Many surgical procedures where her services were needed are done on an emergency basis where the hospital is mandated to provide the services regardless of a patient's ability to pay. The surgeon is on staff at the hospital and often paid by the hospital, but the anesthesiologist is often an independent practitioner, yet is still needed on the sugery. That is why she had so much uncompensated care.
This doctor is strongly in favor of a single payer system for the United States, but is skeptical of expanding Medicare to cover everyone. She said that a large part of the uncompensated medical care they give is from Medicare patients who just do not pay their 20% share. There are a lot of Medicare beneficiaries out there who have too much money to qualify for Medicaid, yet don't have enough to afford a Medicare supplement. I have talked to many and despite the fact that they can enroll in a zero premium Medicare Advantage plan, they resist because of the co-payments in the plan. So they just go on like they have always done by ignoring their responsibility and not paying their 20% share under Medicare. When one doctor refuses to see them because of the unpaid bill, they just find another doctor.
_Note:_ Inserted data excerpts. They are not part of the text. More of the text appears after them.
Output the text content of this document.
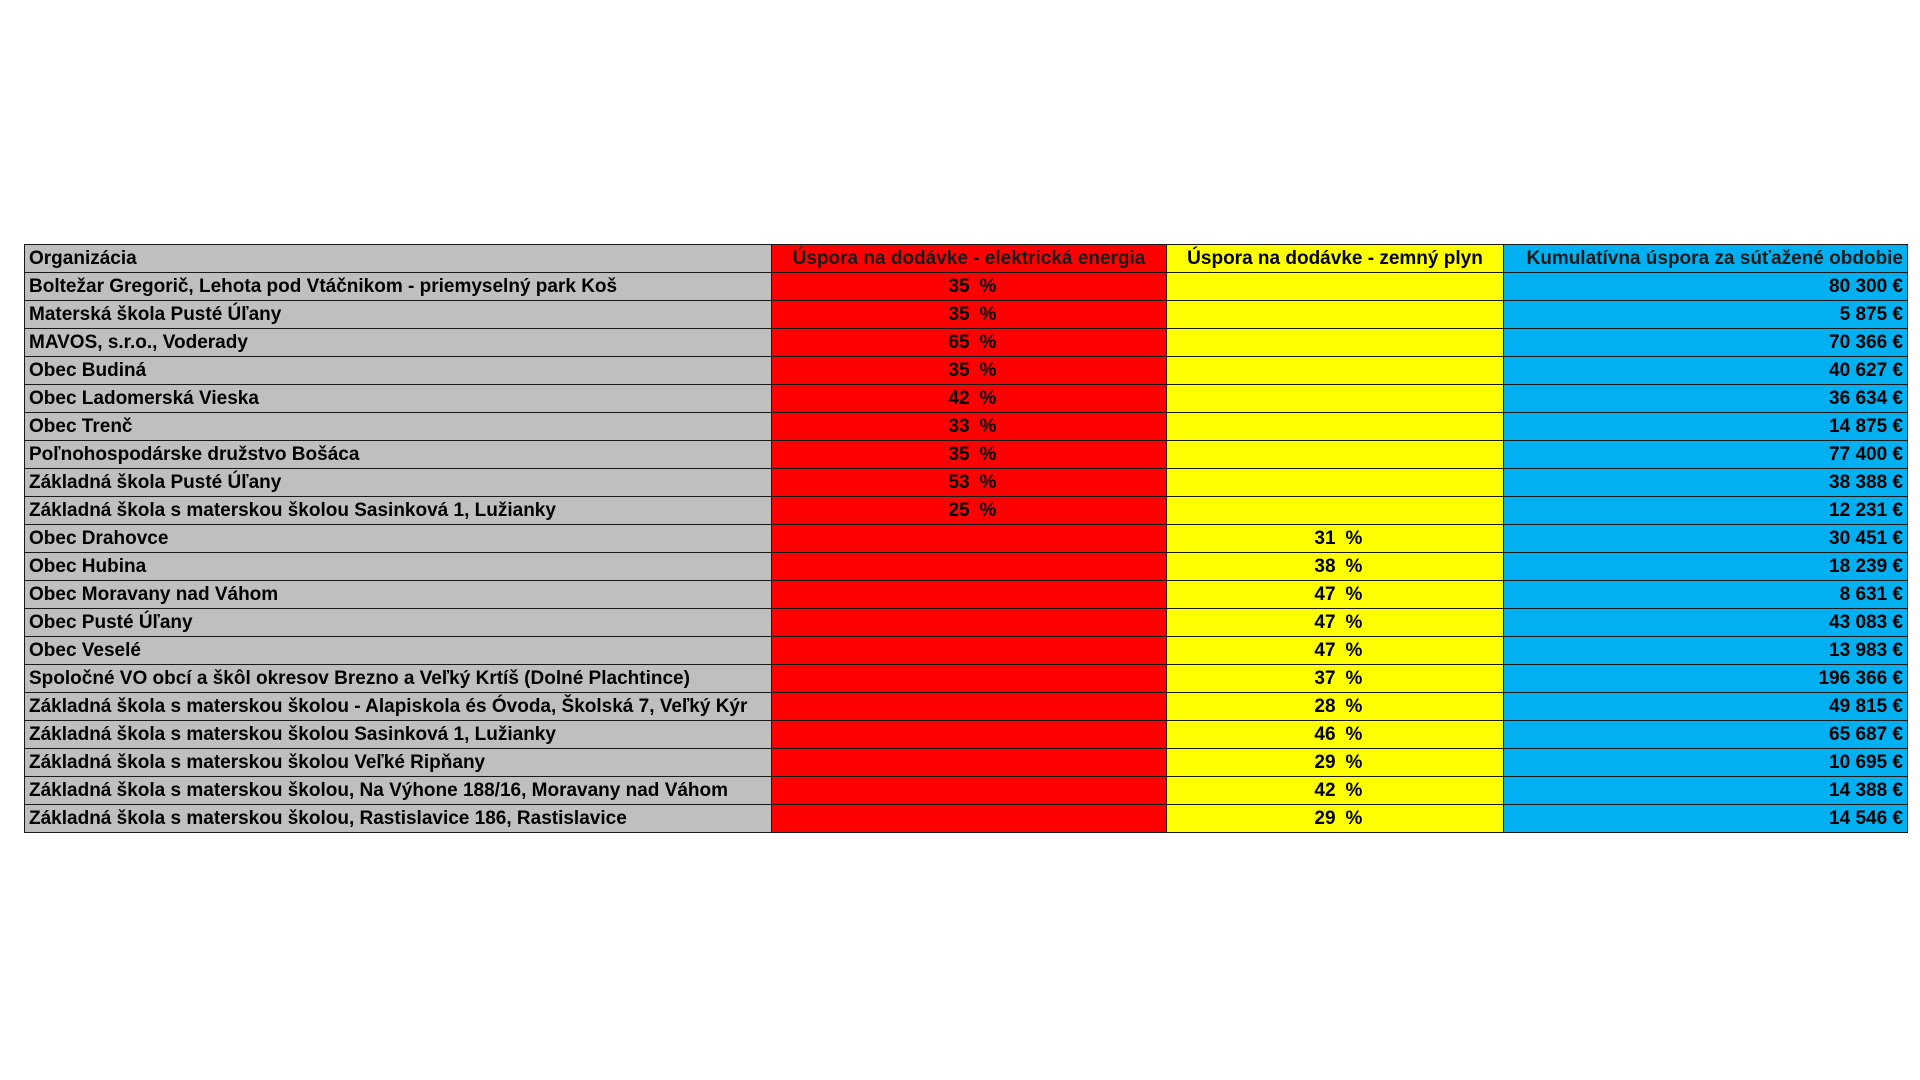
Organizácia	Úspora na dodávke - elektrická energia	Úspora na dodávke - zemný plyn	Kumulatívna úspora za súťažené obdobie
Boltežar Gregorič, Lehota pod Vtáčnikom - priemyselný park Koš	35 %		80 300 €
Materská škola Pusté Úľany	35 %		5 875 €
MAVOS, s.r.o., Voderady	65 %		70 366 €
Obec Budiná	35 %		40 627 €
Obec Ladomerská Vieska	42 %		36 634 €
Obec Trenč	33 %		14 875 €
Poľnohospodárske družstvo Bošáca	35 %		77 400 €
Základná škola Pusté Úľany	53 %		38 388 €
Základná škola s materskou školou Sasinková 1, Lužianky	25 %		12 231 €
Obec Drahovce		31 %	30 451 €
Obec Hubina		38 %	18 239 €
Obec Moravany nad Váhom		47 %	8 631 €
Obec Pusté Úľany		47 %	43 083 €
Obec Veselé		47 %	13 983 €
Spoločné VO obcí a škôl okresov Brezno a Veľký Krtíš (Dolné Plachtince)		37 %	196 366 €
Základná škola s materskou školou - Alapiskola és Óvoda, Školská 7, Veľký Kýr		28 %	49 815 €
Základná škola s materskou školou Sasinková 1, Lužianky		46 %	65 687 €
Základná škola s materskou školou Veľké Ripňany		29 %	10 695 €
Základná škola s materskou školou, Na Výhone 188/16, Moravany nad Váhom		42 %	14 388 €
Základná škola s materskou školou, Rastislavice 186, Rastislavice		29 %	14 546 €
The reasons why health care in the United States is so high are well known and the solutions are readily available. What we lack is the political courage and will to actually do what needs to get done. Just look at all the lies, distortions and half truths being spread about the ACA. Although the ACA is far from perfect, it is a good beginning to tackle the problem of too high health care costs and too many uninsured people in the United States who lack access to basic health care.
In 2006, the Citizens Health Care Working Group (authorized by congress in 2003 and required to report in 2006) and the Robert Wood Johnson Foundation (which has studied the problem of the uninsured in the United States extensively) both concluded that the cost of providing medical care to the uninsured exceeded the cost of actually covering the uninsured. That was seven years ago and the estimated number of uninsured has grown by more than fifteen million despite the passage of the ACA in 2010.